Juniper Virtualizes MX Routing Platform with vMX

Juniper Networks took a big step forward today with the announcement of the vMX virtual routing platform. The vMX is a virtual routing platform based on Juniper’s high-end MX routing platform

Stephen Liu, senior director, Service Provider Marketing at Juniper, explained to Enterprise Networking Planet that the vMX can run in the most popular hypervisors, including: KVM, VMware, and Xen. The vMX can even run in Docker containers and on bare metal.

“The hardware can be generic x86, although performance will vary depending on server speed, number of cores, memory, etc,” Liu said.

With the vMX, Juniper isn’t looking to cannibalize its existing hardware business, either. Instead, the plan is to offer different products for different use cases. Liu noted that the vMX can elastically scale out virtually.

“The value that vMX brings is agility to start small, grow fast and stay profitable,” Liu said. “Once larger scales are needed, the service provider can migrate to physical MX platforms as required.”

While the vMX runs on x86, Juniper isn’t relying only on the x86 silicon instruction set to fully optimize network features. Liu commented that Juniper has also virtualized the Trio custom silicon features, which power the physical MX, and optimized all of the Trio’s data plane forwarding features to work on x86.

“From an operations perspective, physical and virtual look exactly the same,” Liu said

Liu added that functions and operations are all the same, which should mean that there is no need for technical hesitation in deciding to add virtualization. The decision to go virtual or physical then becomes about performance.
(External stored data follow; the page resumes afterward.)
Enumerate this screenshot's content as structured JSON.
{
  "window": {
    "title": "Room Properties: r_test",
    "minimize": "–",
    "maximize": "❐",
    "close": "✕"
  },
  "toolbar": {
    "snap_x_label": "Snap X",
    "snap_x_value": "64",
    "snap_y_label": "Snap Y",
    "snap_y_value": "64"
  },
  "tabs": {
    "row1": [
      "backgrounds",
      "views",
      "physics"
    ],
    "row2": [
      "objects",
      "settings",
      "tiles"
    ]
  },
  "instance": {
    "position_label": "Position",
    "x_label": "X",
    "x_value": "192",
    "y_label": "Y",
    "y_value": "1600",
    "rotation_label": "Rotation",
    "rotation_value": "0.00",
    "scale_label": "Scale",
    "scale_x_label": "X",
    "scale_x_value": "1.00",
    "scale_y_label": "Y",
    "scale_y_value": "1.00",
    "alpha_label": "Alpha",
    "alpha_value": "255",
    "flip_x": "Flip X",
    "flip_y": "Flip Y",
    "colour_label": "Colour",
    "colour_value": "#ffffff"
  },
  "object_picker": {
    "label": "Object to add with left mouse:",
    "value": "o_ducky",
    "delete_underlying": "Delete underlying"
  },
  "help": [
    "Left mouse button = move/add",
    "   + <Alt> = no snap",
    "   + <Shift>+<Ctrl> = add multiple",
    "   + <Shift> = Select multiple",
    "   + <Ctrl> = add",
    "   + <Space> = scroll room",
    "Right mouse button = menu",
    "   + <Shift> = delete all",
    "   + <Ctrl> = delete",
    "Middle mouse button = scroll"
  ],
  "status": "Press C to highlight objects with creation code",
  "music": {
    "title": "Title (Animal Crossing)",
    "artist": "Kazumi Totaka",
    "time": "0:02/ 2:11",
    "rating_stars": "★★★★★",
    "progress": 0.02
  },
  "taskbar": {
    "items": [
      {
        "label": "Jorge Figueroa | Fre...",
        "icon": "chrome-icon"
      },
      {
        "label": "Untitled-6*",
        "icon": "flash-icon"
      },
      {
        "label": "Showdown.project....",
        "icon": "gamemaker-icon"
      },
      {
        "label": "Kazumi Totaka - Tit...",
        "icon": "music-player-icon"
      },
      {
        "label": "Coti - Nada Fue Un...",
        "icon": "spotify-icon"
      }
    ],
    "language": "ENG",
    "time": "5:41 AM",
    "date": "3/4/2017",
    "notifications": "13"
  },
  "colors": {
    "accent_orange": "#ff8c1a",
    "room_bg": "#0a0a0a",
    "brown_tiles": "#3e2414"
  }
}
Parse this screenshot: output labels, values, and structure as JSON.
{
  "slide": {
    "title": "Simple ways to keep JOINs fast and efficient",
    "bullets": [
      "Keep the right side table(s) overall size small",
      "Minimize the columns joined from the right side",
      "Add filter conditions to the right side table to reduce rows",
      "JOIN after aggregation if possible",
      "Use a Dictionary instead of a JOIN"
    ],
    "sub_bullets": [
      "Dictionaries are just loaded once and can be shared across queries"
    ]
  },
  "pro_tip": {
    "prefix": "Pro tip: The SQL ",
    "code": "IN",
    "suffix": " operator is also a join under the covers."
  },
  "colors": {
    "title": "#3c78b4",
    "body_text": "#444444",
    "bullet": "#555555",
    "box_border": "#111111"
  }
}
“The vMX provides industry-leading performance at 160G of throughput, giving customers the ability to scale up services virtually,” Liu said. “By contrast, the MX2020, our flagship router, provides 80 TB of capacity.”

From a licensing perspective, the vMX is set to be available in several flavors. Liu explained that for CapEx-minded buyers, a perpetual license (no expiration, one-time cost) can be done. For OpEx-minded buyers, a subscription license is available. Buyers will be able to buy either license in increments based on capacity, for example in 100M, 1G, or 10G sizes, or any combination thereof.

From a competitive perspective, the idea of having a virtual router is not a new one. Both Cisco and Brocade have had offerings in the market for several years. In Liu’s view, Juniper’s vMX differentiates itself against other solutions in terms of both performance and agility.

“With vMX, service provider customers get 15 years of Juniper carrier-grade pedigree on day one, on a platform which integrates easily into their network operations that already consist of MX platforms that they know and love,” Liu said.